Bis Anfang 2021 soll der Neubau an der Lunzenauer Oberschule fertiggestellt werden. Die Arbeiten sind in vollem Gange. Es entsteht ein Komplex mit sechs zusätzlichen Räumen, denn die Schule braucht mehr Platz.

Lunzenau.

Auf dem Schulgelände der Evangelischen Oberschule in Lunzenau geht es derzeit eng zu. Ein großer Kran steht vor dem Haupteingang, wo Stahlbetonsäulen noch ins Nichts ragen. "Die Bodenarbeiten sind abgeschlossen, und das Erdgeschoß ist fertig", erklärte der zuständige Architekt Jörg Preißler vom gleichnamigen Architektenbüro Preißler in Burgstädt. "Der Haupteingang erhält ein neues Treppenpodest. Im Erdgeschoss wird ein großer Raum mit 50 Quadratmetern für Ganztagesangebote und Elterngespräche sowie ein Integrationszimmer mit 27 Quadratmetern geschaffen." Darüber entstehen auf 280 Quadratmetern zwei Etagen mit insgesamt vier Klassenräumen.

Auch wenn die Bauarbeiten durch die Firma HTB Rochlitz momentan mit Rücksichtnahme auf die Zehntklässler stattfinden, die gerade ihre Abschlussprüfungen schreiben, werde der Bauplan in groben Zügen eingehalten - trotz Coronakrise.

"Im Moment stellt die Krise für die Branche kein Problem dar. Aber mir ist bekannt, dass sich im gewerblichen Bereich Investoren durchaus auch zurückhalten", sagte der Staatsminister für Regionalentwicklung Thomas Schmidt am vergangenen Montag beim Besuch der Baustelle mit Lunzenauer Stadtchef Ronny Hofmann (beide CDU). "Es steckt in allen Bereichen gerade viel Unsicherheit, weil keiner weiß, was kommt", so Schmidt weiter.

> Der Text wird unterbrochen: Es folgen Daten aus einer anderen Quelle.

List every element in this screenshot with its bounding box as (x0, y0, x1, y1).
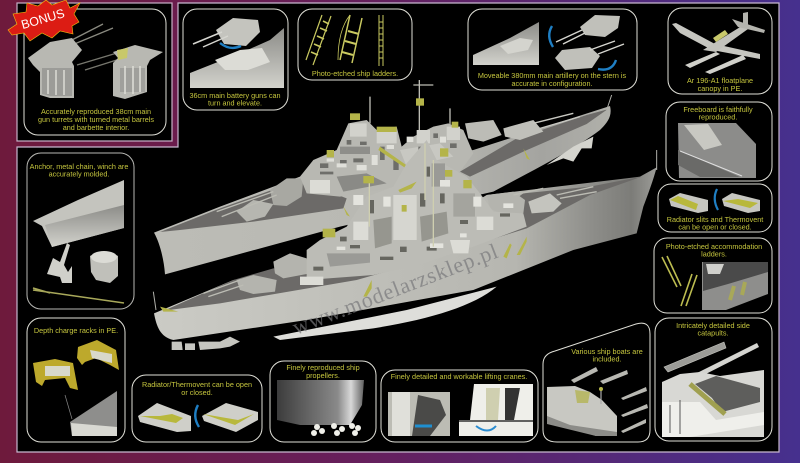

Umso erfreulicher war daher der Bescheid über eine Nachförderung des Bauprojektes an der Lunzenauer Oberschule, dessen Bauträger der Schulförderverein ist. Für die geplante Bausumme in Höhe von knapp 1,3 Millionen Euro wurde dem Verein bereits im vergangenen Jahr eine Fördersumme über 618.000 Euro vom Freistaat Sachsen bewilligt.

Nun fließen weiter 136.000 Euro Fördermittel, wie Vorsitzender Peter Jahr mitteilte. "Wir haben festgestellt, dass es sinnvoller wäre, das Musikkabinett in den Neubau zu verlegen. So kann der Raum mit einem modernen Schallschutz versehen werden", sagte Jahr. Daher sei der förderfähige Anteil von 60 Prozent der Gesamtkosten gestiegen. 180.000 Euro steuert die Stadt Lunzenau bei, den Rest übernimmt der Schulverein.

Der Anbau war nötig geworden, da Schülerzahlen in den vergangenen Jahren gestiegen sind. Derzeit werden von der 5. bis zur 10. Klassenstufe rund 270 Schüler an der Evangelischen Oberschule unterrichtet. "Wir sind immer davon ausgegangen, dass die Klassenstufen an der Schule 1,5-zügig bleiben", sagte Peter Jahr. Doch seit mehreren Jahren zeichne sich ab, dass alle Stufen konstant in zwei Zügen beschult werden. "Mit dem Neubau entspannt sich aber nicht nur die räumliche Situation, sondern auch die Lernbedingungen verbessern sich", ergänzte Jahr.

Die Arbeiten sollen zu Beginn des Jahres 2021 abgeschlossen werden. "Wir gehen davon aus, dass wir im zweiten Halbjahr des kommenden Schuljahres einziehen können", so der Vereinschef.